The Observatory noted that since September 10 alone, ISIS has lost 739 jihadists, the SDF has suffered 452 fatalities, and clashes have killed at least 284 civilians, including 101 children and 69 women in northern Syria.
Referring to the latest clashes, the monitor group noted:
The Syrian Observatory monitored a state of discontent in the ranks of the [U.S.-backed] military forces located in the vicinity of ISIS enclave on the eastern banks of Euphrates River, where reliable sources confirmed that resentment came in the wake of the attack that took place after “the Islamic State Organization” went around sites reinforced by the Syria Democratic Forces in larger numbers of fighters in the last days before the attack.
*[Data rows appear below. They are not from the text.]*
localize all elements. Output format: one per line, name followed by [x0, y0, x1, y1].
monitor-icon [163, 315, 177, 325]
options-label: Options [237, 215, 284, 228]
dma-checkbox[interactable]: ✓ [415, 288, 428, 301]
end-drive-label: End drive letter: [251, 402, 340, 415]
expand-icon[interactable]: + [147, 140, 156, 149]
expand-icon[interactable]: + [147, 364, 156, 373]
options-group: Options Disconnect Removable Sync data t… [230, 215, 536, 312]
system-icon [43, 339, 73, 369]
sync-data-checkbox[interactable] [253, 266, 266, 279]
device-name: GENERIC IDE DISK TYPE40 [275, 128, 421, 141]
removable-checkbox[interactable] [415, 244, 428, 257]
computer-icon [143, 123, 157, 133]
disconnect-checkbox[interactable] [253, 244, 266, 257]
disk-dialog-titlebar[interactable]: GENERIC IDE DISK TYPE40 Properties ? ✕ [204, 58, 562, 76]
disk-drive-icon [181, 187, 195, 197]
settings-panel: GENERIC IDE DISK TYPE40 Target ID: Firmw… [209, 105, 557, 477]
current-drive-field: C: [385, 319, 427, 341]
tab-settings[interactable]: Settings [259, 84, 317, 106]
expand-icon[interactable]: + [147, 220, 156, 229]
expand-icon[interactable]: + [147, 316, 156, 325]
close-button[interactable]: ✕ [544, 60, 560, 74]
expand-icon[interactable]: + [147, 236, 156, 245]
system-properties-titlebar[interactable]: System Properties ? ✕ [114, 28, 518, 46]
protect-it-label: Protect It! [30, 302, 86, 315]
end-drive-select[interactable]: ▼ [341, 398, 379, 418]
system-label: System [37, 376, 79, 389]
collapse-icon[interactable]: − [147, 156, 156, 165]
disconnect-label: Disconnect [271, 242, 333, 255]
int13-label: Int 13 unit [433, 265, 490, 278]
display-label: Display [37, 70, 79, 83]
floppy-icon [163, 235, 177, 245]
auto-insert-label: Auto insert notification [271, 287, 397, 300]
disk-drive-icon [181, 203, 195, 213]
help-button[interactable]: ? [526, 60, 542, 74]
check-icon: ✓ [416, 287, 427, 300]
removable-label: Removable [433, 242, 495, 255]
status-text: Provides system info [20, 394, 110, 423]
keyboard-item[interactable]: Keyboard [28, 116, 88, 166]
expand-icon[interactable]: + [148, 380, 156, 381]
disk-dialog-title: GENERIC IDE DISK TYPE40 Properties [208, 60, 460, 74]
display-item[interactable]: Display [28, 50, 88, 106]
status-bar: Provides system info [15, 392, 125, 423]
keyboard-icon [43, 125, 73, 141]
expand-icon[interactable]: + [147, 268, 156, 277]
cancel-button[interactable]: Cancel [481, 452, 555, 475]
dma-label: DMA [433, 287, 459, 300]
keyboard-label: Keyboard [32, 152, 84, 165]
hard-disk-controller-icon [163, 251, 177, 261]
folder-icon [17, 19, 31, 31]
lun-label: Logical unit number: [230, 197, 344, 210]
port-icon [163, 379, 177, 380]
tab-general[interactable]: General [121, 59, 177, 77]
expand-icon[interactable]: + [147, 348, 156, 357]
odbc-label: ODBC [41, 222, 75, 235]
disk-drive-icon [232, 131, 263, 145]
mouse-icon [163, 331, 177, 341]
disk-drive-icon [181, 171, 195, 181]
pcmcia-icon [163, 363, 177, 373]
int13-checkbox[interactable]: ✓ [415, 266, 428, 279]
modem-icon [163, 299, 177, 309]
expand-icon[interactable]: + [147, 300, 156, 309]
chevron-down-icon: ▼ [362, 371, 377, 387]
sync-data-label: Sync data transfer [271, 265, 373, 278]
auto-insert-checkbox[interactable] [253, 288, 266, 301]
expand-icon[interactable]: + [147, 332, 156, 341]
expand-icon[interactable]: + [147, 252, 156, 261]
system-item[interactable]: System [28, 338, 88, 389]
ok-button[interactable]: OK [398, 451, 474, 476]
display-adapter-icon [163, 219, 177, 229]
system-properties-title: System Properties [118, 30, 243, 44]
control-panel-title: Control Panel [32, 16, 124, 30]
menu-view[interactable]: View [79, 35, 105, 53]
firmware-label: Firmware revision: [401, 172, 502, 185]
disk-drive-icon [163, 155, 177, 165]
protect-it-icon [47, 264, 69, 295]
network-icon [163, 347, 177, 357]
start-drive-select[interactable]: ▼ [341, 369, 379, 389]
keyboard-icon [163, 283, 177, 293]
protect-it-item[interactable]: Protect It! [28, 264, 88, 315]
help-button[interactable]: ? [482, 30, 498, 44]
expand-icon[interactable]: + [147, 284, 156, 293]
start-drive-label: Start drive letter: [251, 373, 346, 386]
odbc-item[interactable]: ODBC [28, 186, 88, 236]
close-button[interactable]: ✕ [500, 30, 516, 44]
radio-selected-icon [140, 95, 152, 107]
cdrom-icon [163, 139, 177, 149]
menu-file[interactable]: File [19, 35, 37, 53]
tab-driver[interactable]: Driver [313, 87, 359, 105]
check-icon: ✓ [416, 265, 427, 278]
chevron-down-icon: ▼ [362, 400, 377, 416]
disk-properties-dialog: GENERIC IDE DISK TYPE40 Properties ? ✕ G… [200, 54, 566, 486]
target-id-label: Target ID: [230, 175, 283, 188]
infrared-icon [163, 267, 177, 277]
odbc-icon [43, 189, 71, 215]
ISIS jihadis stormed the Kurdish-held territory in “the desert and closed the roads to the front lines, which caused SDF members to [withdraw] from their positions on the front lines, fearing that they would be trapped or killed by the [jihadi] organization,” SOHR noted.
Some SDF fighters who fled the battle reportedly “took refuge in the desert, and some of them stayed there for more than 36 hours,” the Observatory learned from unnamed sources.
“More than 500” ISIS jihadis attacked the U.S.-backed fighters, mainly using “motorcycles carrying medium and heavy machine guns, followed by armored vehicles.”
The Observatory revealed the SDF has deployed reinforcement, numbering more than 1,000 fighters.
This month, the office of the inspector general at the U.S. Department of Defense (DOD), reported, “ISIS has lost all territory it held in Iraq and remained in control of only one percent of [the] territory it once held in Syria.” However, the DoD and a report produced by a United Nations Security Council monitoring committee stated that an effective clandestine ISIS organization has moved underground and is acting as an insurgency in both countries.
In late October, ISIS killed at least 40 U.S.-backed Kurdish fighters in northern Syria and re-conquered several areas they lost earlier that month near the Iraqi border.
The U.S.-led coalition noted that an estimated 2,000 ISIS jihadis remain in northern Syria.
Since May 2018, the U.S.-led coalition has been working to defeat the final remnants of ISIS in Iraq and Syria under Operation Roundup.